Viele "Shrinks", wie Psychotherapeuten in Amerika genannt werden, verlegen ihr Tätigkeitsfeld allmählich ins Virtuelle. In den USA sind Online-Einzelsitzungen inzwischen gang und gäbe. Einfach eine E-Mail an den Arzt geschickt, eine erkleckliche Summe Dollar überwiesen, und innerhalb weniger Tage ist die Antwort da.

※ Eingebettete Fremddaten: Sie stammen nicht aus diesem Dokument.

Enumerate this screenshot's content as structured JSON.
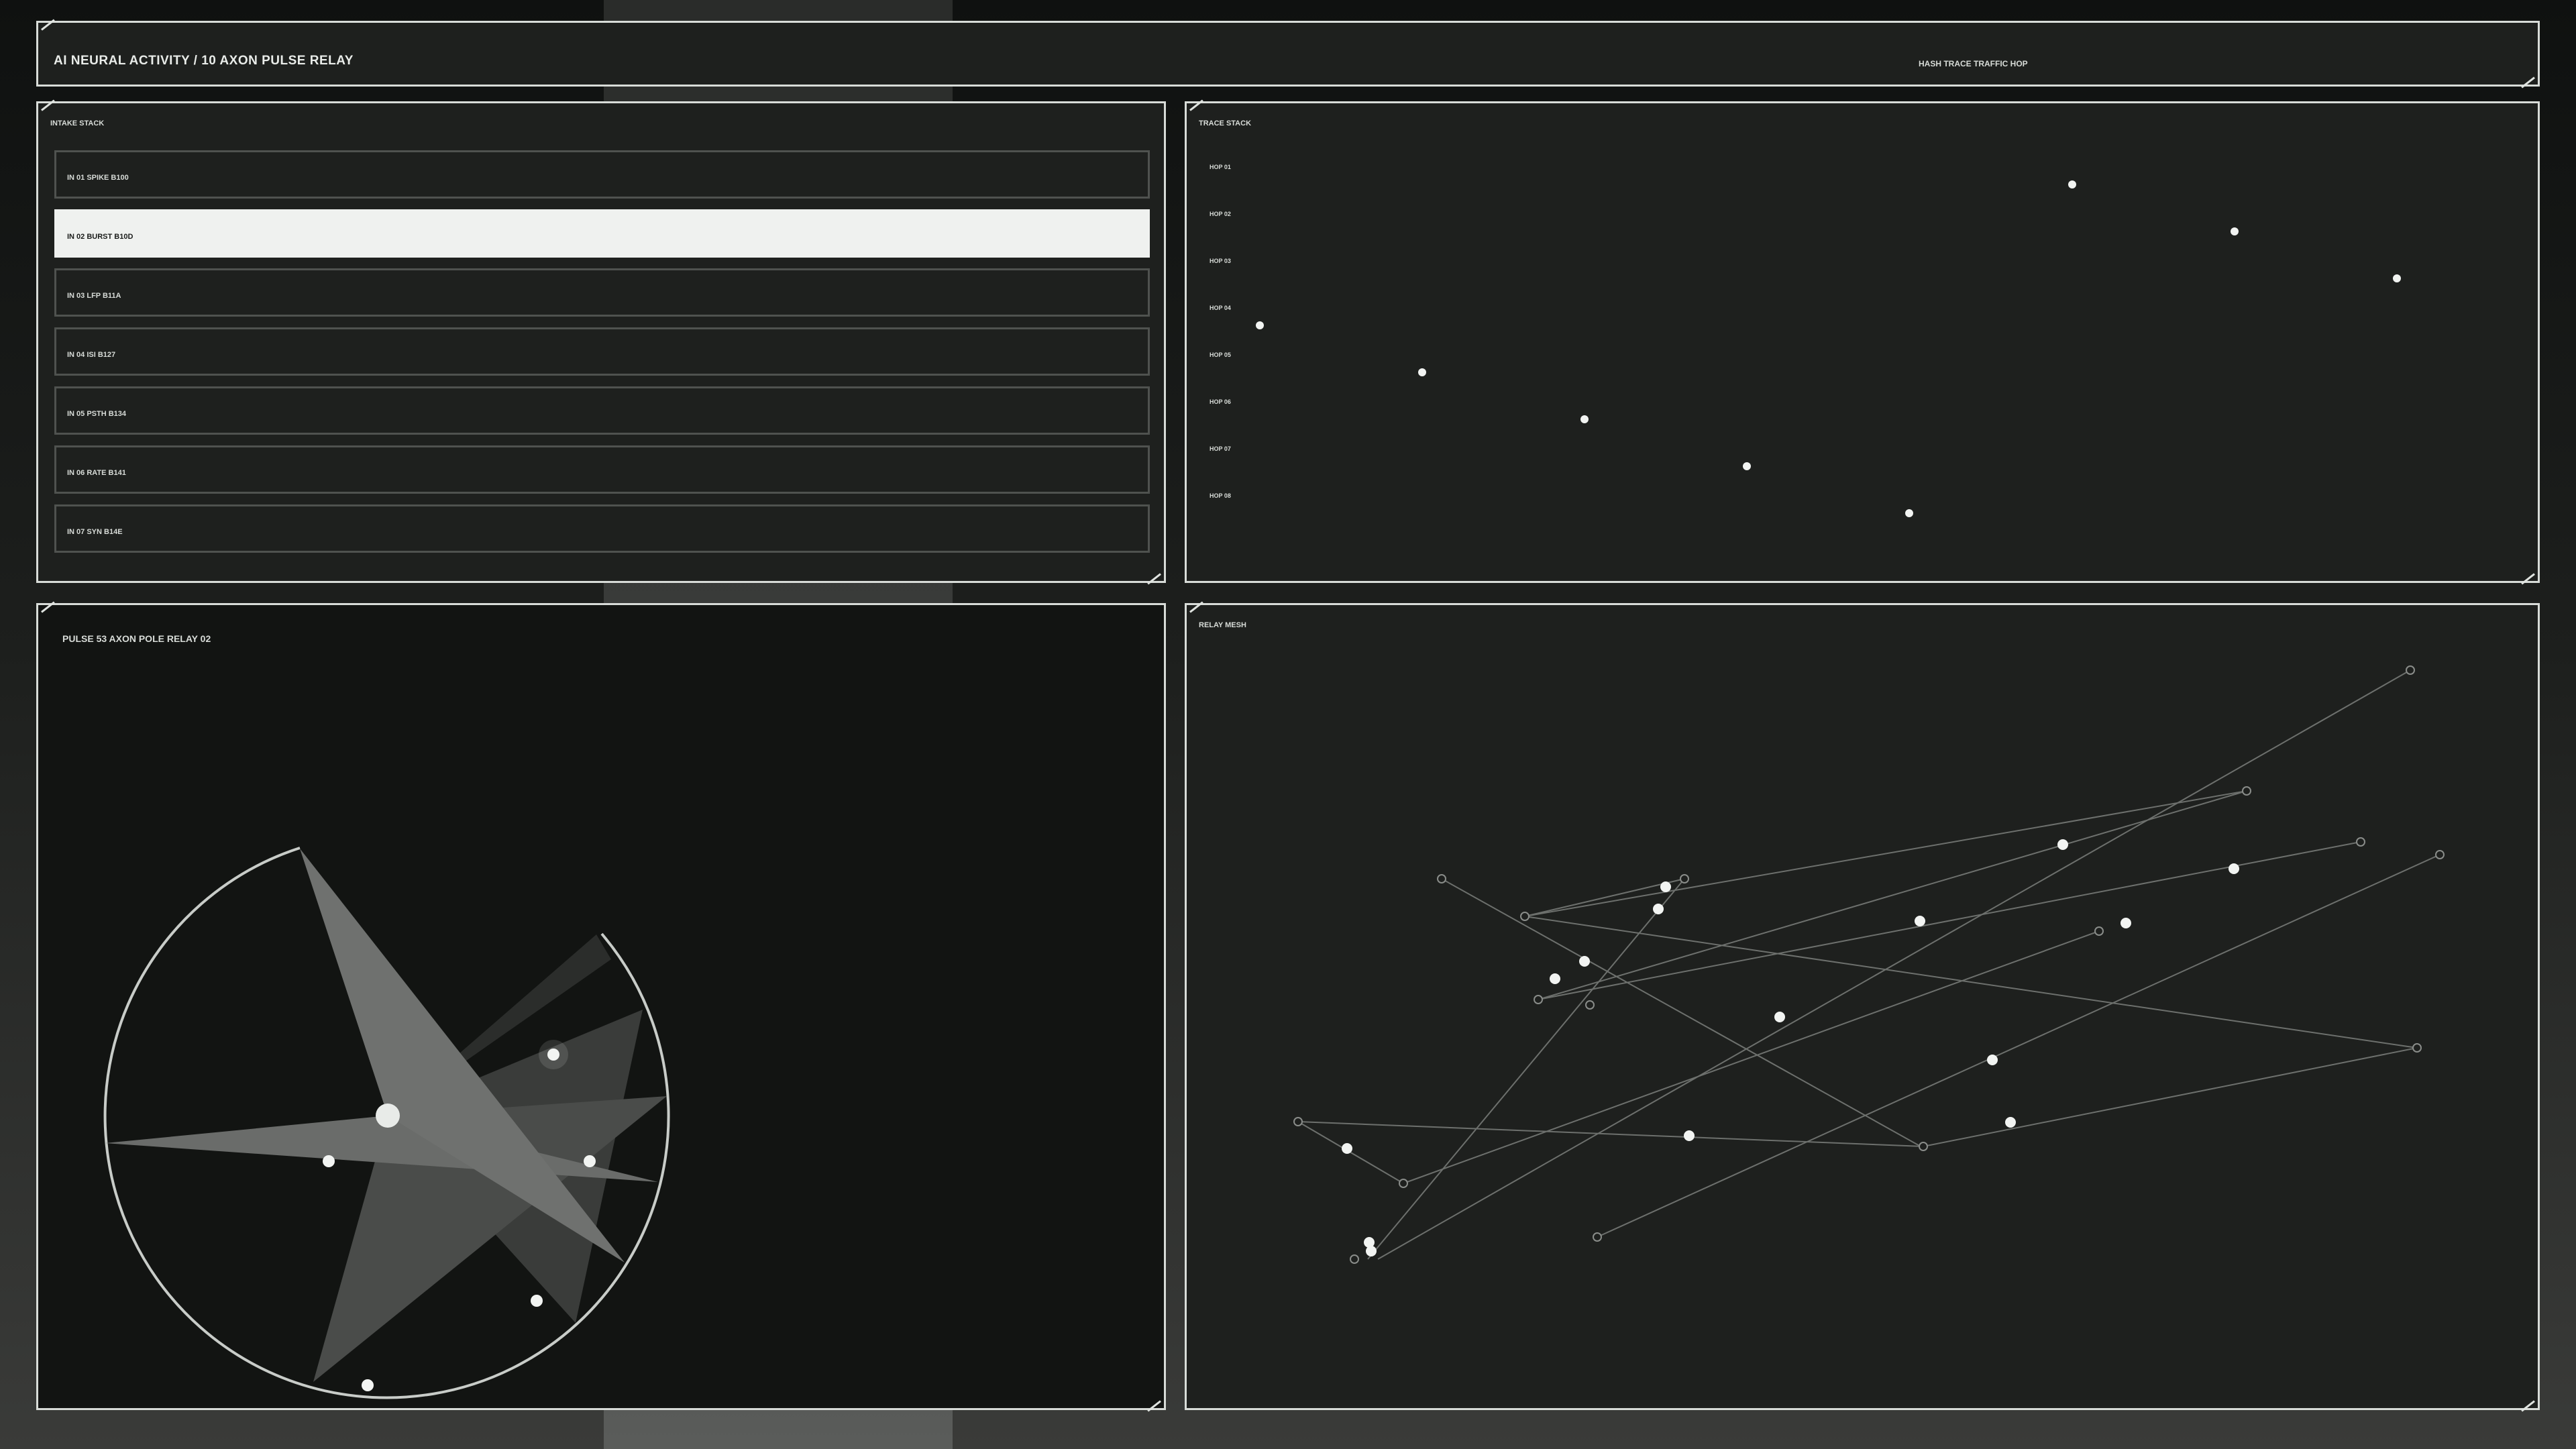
{
  "header": {
    "title": "AI NEURAL ACTIVITY  /  10  AXON PULSE RELAY",
    "right_labels": "HASH  TRACE  TRAFFIC  HOP"
  },
  "intake": {
    "title": "INTAKE STACK",
    "rows": [
      {
        "label": "IN 01  SPIKE  B100",
        "active": false
      },
      {
        "label": "IN 02  BURST  B10D",
        "active": true
      },
      {
        "label": "IN 03  LFP  B11A",
        "active": false
      },
      {
        "label": "IN 04  ISI  B127",
        "active": false
      },
      {
        "label": "IN 05  PSTH  B134",
        "active": false
      },
      {
        "label": "IN 06  RATE  B141",
        "active": false
      },
      {
        "label": "IN 07  SYN  B14E",
        "active": false
      }
    ]
  },
  "trace": {
    "title": "TRACE STACK",
    "hops": [
      "HOP 01",
      "HOP 02",
      "HOP 03",
      "HOP 04",
      "HOP 05",
      "HOP 06",
      "HOP 07",
      "HOP 08"
    ]
  },
  "pulse": {
    "title": "PULSE 53  AXON POLE  RELAY 02"
  },
  "relay": {
    "title": "RELAY MESH"
  },
  "colors": {
    "accent": "#eff1ef",
    "panel": "#1e201e",
    "border": "#d8dcd8"
  }
}
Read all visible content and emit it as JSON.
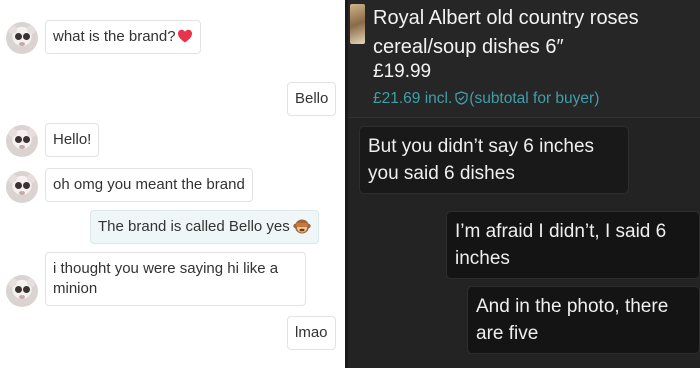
{
  "left_chat": {
    "messages": [
      {
        "from": "other",
        "text": "what is the brand?",
        "emoji": "heart-emoji"
      },
      {
        "from": "me",
        "text": "Bello"
      },
      {
        "from": "other",
        "text": "Hello!"
      },
      {
        "from": "other",
        "text": "oh omg you meant the brand"
      },
      {
        "from": "me",
        "text": "The brand is called Bello yes",
        "emoji": "see-no-evil-monkey-emoji"
      },
      {
        "from": "other",
        "text": "i thought you were saying hi like a minion"
      },
      {
        "from": "me",
        "text": "lmao"
      }
    ]
  },
  "right_chat": {
    "product": {
      "title": "Royal Albert old country roses cereal/soup dishes 6″",
      "price": "£19.99",
      "incl_price": "£21.69 incl.",
      "incl_note": "(subtotal for buyer)"
    },
    "messages": [
      {
        "from": "other",
        "text": "But you didn’t say 6 inches you said 6 dishes"
      },
      {
        "from": "me",
        "text": "I’m afraid I didn’t, I said 6 inches"
      },
      {
        "from": "me",
        "text": "And in the photo, there are five"
      }
    ]
  },
  "colors": {
    "left_bg": "#ffffff",
    "right_bg": "#232323",
    "accent_teal": "#3f9fa8",
    "heart_red": "#e8334a"
  }
}
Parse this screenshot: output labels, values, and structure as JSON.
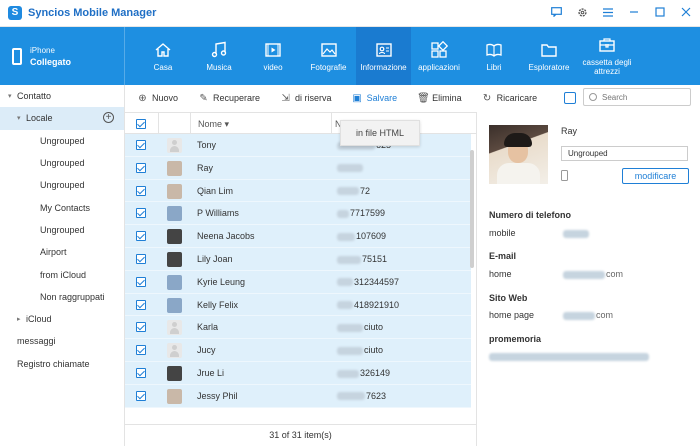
{
  "app": {
    "title": "Syncios Mobile Manager",
    "logo_letter": "S"
  },
  "window_controls": [
    "feedback-icon",
    "settings-icon",
    "menu-icon",
    "minimize-icon",
    "maximize-icon",
    "close-icon"
  ],
  "device": {
    "name": "iPhone",
    "status": "Collegato"
  },
  "nav": [
    {
      "label": "Casa",
      "icon": "home-icon"
    },
    {
      "label": "Musica",
      "icon": "music-icon"
    },
    {
      "label": "video",
      "icon": "video-icon"
    },
    {
      "label": "Fotografie",
      "icon": "photo-icon"
    },
    {
      "label": "Informazione",
      "icon": "contact-card-icon",
      "active": true
    },
    {
      "label": "applicazioni",
      "icon": "apps-icon"
    },
    {
      "label": "Libri",
      "icon": "book-icon"
    },
    {
      "label": "Esploratore",
      "icon": "folder-icon"
    },
    {
      "label_line1": "cassetta degli",
      "label_line2": "attrezzi",
      "icon": "toolbox-icon"
    }
  ],
  "sidebar": {
    "contatto": "Contatto",
    "locale": "Locale",
    "groups": [
      "Ungrouped",
      "Ungrouped",
      "Ungrouped",
      "My Contacts",
      "Ungrouped",
      "Airport",
      "from iCloud",
      "Non raggruppati"
    ],
    "icloud": "iCloud",
    "messaggi": "messaggi",
    "registro": "Registro chiamate"
  },
  "toolbar": {
    "nuovo": "Nuovo",
    "recuperare": "Recuperare",
    "backup": "di riserva",
    "salvare": "Salvare",
    "elimina": "Elimina",
    "ricaricare": "Ricaricare"
  },
  "search": {
    "placeholder": "Search"
  },
  "list": {
    "col_name": "Nome",
    "col_number": "N",
    "rows": [
      {
        "name": "Tony",
        "number_tail": "625",
        "avatar": "default"
      },
      {
        "name": "Ray",
        "number_tail": "",
        "avatar": "photo"
      },
      {
        "name": "Qian Lim",
        "number_tail": "72",
        "avatar": "photo"
      },
      {
        "name": "P Williams",
        "number_tail": "7717599",
        "avatar": "photo"
      },
      {
        "name": "Neena Jacobs",
        "number_tail": "107609",
        "avatar": "photo"
      },
      {
        "name": "Lily Joan",
        "number_tail": "75151",
        "avatar": "photo"
      },
      {
        "name": "Kyrie Leung",
        "number_tail": "312344597",
        "avatar": "photo"
      },
      {
        "name": "Kelly Felix",
        "number_tail": "418921910",
        "avatar": "photo"
      },
      {
        "name": "Karla",
        "number_tail": "ciuto",
        "avatar": "default"
      },
      {
        "name": "Jucy",
        "number_tail": "ciuto",
        "avatar": "default"
      },
      {
        "name": "Jrue Li",
        "number_tail": "326149",
        "avatar": "photo"
      },
      {
        "name": "Jessy Phil",
        "number_tail": "7623",
        "avatar": "photo"
      }
    ],
    "footer": "31 of 31 item(s)"
  },
  "dropdown": {
    "item": "in file HTML"
  },
  "detail": {
    "name": "Ray",
    "group": "Ungrouped",
    "edit_button": "modificare",
    "phone_section": "Numero di telefono",
    "phone_label": "mobile",
    "email_section": "E-mail",
    "email_label": "home",
    "email_value_tail": "com",
    "web_section": "Sito Web",
    "web_label": "home page",
    "web_value_tail": "com",
    "memo_section": "promemoria"
  }
}
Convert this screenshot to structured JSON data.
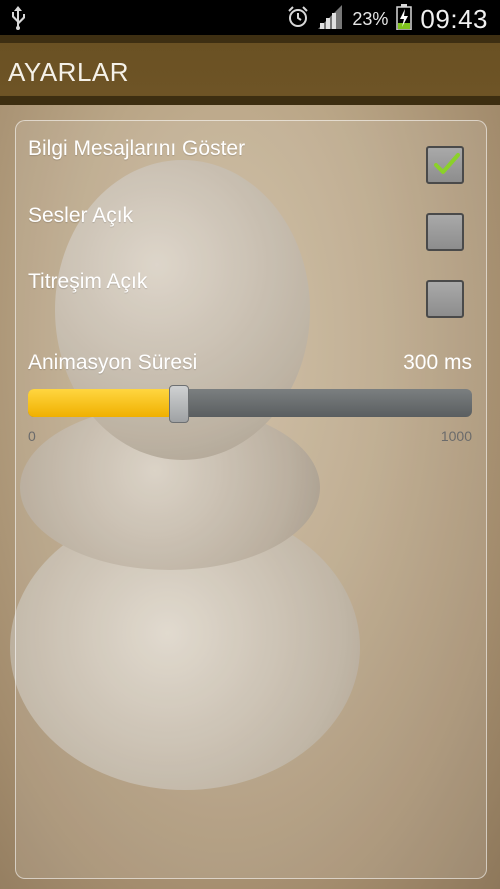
{
  "status_bar": {
    "usb_icon": "usb-icon",
    "alarm_icon": "alarm-icon",
    "signal_icon": "signal-bars-icon",
    "battery_percent": "23%",
    "battery_icon": "battery-charging-icon",
    "time": "09:43"
  },
  "action_bar": {
    "title": "AYARLAR"
  },
  "settings": {
    "items": [
      {
        "label": "Bilgi Mesajlarını Göster",
        "checked": true
      },
      {
        "label": "Sesler Açık",
        "checked": false
      },
      {
        "label": "Titreşim Açık",
        "checked": false
      }
    ],
    "slider": {
      "label": "Animasyon Süresi",
      "value_text": "300 ms",
      "value": 300,
      "min": 0,
      "max": 1000,
      "min_label": "0",
      "max_label": "1000"
    }
  },
  "colors": {
    "action_bar": "#6e5426",
    "slider_fill": "#f5c000",
    "checkmark": "#8bd129"
  }
}
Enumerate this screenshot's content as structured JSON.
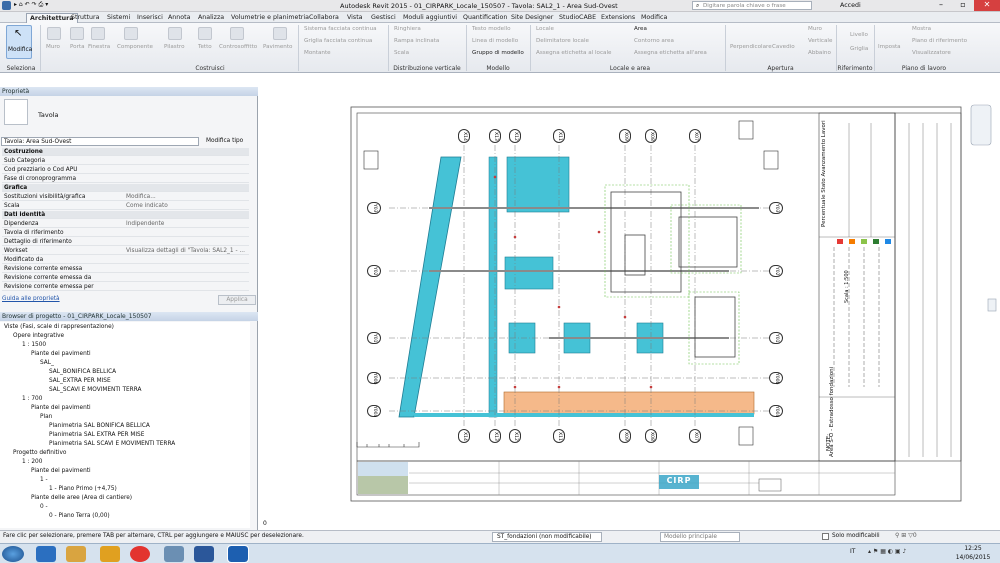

Die Honorare, die die Therapeuten verlangen, liegen zwischen 20 und 150 Dollar (36 bis 270 Mark), je nach Region - in New York City zahlt man traditionell mehr als etwa in Nebraska. Der Vorteil: Die Prozedur ist einfacher als im wirklichen Leben. Keine Terminvergabe, kein wochenlanges Warten bei dringenden Anfragen. Und, so meint Therapeut John Grohol, manche verlieren durch den nicht-visuellen Kontakt ihre Hemmungen, sich in Behandlung zu begeben.
Manchmal sind es auch einfach pragmatische Gründe, ins virtuelle Lager zu wechseln. Die New Yorkerin Martha Ainsworth etwa vermißte auf einer langen Dienstreise nach Europa ihre wöchentliche Behandlung und suchte online nach Ersatz, "einfach so zur Streßbewältigung und Persönlichkeitsbildung", sagt sie. "Es war eine Art Tagebuch, nur daß das Tagebuch eben antwortete."
Sie nutzt die Online-Beratungen schon seit geraumer Zeit - mit wachsendem Erfolg. "In der Anfangszeit vor etwa zwei Jahren bekam man auf manche E-Mails nicht einmal eine Antwort. Einige Anbieter blieben anonym, man konnte nicht prüfen, wer dahinter steckte und welche Referenzen diese Person hatte." Deshalb gründete Martha Ainsworth "Metanoia", eine Webseite, die eine lange Liste von Online-Beratungsstellen bietet. Die Therapeuten werden vorgestellt und nach der Qualität von Präsentation und Feedback bewertet.
Besonders gut kommt dabei die Webseite des Psychologen Richard Sansbury weg. Der fügte seinem Angebot einen Link mit dem Titel "Playboy mansion" ein. Es erscheint das Bild eines dicken Babys und die Bemerkung "Hmmm. You were expecting to find a hot babe, right?" Die Bewertung von Metanoia lautet: "Mit Sicherheit der witzigste Dienst. Das allein mag schon heilsam sein".